Le paysage de la reprise d’Arc, le fabricant historique de verrerie, s’est considérablement simplifié. L’ancien président Patrick Puy a annoncé renoncer à son projet, invoquant des délais trop courts pour le finaliser et la nécessité d’une solution rapide face aux difficultés financières de l’entreprise. Cette décision laisse, à ce stade, une seule proposition sur la table, portée par Timothée Durand, ancien cadre du groupe.

Cette offre, élaborée en association avec un ancien dirigeant de Decathlon et chiffrée à cinquante millions d’euros, vise la reprise de l’ensemble des activités du bicentenaire. Elle prévoit toutefois un important volet social, avec le maintien de 2 700 postes sur le site d’Arques, assorti de 300 licenciements, 400 départs anticipés à la retraite et une centaine de départs volontaires. Le groupe emploie actuellement 3 500 personnes sur ce site, cœur historique de son activité.

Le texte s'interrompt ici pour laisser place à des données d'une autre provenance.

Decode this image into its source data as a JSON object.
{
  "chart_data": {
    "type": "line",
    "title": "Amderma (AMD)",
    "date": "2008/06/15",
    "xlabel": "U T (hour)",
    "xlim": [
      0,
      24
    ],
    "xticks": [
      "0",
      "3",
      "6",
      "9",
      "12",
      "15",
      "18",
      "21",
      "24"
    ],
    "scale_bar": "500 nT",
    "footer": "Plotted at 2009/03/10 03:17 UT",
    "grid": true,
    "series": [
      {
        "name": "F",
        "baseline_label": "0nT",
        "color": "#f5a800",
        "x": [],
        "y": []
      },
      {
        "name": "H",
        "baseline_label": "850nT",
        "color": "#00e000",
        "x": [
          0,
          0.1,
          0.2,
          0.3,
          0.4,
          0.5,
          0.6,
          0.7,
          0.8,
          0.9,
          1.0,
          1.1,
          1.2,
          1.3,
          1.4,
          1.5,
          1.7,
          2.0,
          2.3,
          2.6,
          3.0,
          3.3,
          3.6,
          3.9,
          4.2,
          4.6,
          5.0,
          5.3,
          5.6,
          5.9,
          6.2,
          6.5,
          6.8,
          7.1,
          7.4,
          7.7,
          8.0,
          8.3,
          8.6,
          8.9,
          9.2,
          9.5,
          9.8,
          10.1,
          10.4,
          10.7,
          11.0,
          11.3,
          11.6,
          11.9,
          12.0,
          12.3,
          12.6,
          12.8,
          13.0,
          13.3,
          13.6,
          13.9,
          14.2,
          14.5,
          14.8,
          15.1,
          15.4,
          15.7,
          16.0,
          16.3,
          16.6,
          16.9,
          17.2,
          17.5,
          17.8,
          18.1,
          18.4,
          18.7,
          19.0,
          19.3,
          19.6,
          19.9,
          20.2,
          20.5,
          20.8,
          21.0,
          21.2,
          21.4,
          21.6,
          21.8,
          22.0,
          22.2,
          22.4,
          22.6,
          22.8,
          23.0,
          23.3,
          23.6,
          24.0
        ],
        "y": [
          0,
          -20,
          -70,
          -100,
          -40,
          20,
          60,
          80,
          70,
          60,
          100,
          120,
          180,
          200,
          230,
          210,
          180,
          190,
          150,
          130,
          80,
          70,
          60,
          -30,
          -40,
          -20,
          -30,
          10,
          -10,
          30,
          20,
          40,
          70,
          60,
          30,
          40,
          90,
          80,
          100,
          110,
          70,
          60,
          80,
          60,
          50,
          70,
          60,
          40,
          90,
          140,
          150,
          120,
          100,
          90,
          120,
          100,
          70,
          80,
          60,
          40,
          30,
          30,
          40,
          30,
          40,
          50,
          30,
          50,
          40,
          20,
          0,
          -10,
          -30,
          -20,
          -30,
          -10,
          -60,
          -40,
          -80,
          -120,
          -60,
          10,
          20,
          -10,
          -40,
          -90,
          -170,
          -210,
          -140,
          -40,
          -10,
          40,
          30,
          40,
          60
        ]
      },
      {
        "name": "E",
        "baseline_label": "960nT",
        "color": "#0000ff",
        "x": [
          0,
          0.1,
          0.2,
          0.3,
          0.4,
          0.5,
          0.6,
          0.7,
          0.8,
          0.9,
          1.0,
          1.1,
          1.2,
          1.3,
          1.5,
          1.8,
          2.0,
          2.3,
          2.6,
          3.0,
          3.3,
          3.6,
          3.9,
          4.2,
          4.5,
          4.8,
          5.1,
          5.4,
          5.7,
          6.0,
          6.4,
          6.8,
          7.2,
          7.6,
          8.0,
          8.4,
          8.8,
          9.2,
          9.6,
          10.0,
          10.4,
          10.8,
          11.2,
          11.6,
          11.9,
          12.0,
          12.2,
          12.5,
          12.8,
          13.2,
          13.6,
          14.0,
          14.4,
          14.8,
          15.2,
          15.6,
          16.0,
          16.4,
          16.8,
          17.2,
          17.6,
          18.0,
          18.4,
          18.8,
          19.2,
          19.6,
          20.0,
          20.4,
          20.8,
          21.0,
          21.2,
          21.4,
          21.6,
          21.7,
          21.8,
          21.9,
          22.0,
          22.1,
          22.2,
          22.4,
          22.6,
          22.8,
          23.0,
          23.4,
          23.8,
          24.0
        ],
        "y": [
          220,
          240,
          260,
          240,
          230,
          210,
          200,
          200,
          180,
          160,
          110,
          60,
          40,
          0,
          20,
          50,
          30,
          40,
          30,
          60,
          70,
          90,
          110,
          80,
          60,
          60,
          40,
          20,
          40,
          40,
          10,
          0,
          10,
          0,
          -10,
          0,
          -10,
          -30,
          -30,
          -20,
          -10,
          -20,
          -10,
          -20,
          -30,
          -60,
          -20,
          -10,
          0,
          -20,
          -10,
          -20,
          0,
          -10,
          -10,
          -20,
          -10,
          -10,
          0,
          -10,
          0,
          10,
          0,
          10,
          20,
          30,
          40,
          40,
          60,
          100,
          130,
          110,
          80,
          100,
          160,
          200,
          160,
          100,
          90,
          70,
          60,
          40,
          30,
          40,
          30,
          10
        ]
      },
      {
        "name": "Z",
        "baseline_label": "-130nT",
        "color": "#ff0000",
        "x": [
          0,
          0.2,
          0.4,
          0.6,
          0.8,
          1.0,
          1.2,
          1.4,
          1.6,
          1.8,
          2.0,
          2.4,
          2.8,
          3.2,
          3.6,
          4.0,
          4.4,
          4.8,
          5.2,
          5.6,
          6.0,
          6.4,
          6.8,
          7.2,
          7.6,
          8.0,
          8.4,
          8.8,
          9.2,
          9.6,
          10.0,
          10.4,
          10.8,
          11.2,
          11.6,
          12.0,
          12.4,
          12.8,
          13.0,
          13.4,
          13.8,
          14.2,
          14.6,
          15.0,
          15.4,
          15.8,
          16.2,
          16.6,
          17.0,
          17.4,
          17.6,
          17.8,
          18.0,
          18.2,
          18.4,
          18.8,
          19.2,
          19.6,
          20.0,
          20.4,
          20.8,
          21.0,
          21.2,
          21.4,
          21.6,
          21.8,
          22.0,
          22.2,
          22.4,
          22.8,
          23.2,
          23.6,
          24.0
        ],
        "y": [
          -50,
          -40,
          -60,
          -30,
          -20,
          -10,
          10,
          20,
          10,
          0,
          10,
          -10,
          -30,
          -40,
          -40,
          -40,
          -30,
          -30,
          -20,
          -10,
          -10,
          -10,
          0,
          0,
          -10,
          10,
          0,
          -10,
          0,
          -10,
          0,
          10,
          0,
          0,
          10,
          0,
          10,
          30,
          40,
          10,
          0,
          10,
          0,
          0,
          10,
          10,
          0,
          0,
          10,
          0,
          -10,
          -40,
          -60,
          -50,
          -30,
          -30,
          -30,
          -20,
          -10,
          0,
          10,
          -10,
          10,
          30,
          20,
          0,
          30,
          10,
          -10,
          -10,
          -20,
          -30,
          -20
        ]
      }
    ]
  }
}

Le retrait de M. Puy, qui promettait quant à lui de préserver tous les emplois grâce à une stratégie de relocalisation, est perçu comme un revers par les représentants du personnel. Ces derniers déplorent le délai imparti pour déposer des alternatives et expriment des réserves quant à la proposition restante. Certains syndicalistes pointent un manque d’ambition pour le repositionnement commercial du groupe et s’interrogent sur la pertinence d’une reprise conduite par des figures issues de l’ancienne direction, alors que l’entreprise est sous redressement judiciaire depuis janvier en raison d’une dégradation persistante de son marché.

Le tribunal de commerce doit se prononcer sur cette offre unique le 10 mars prochain. L’entreprise, confrontée depuis des années à une concurrence internationale intense et à des difficultés structurelles, a déjà bénéficié de plusieurs plans de soutien public. Son avenir industriel et social se joue désormais autour de ce projet, dans un contexte de forte incertitude pour ses salariés.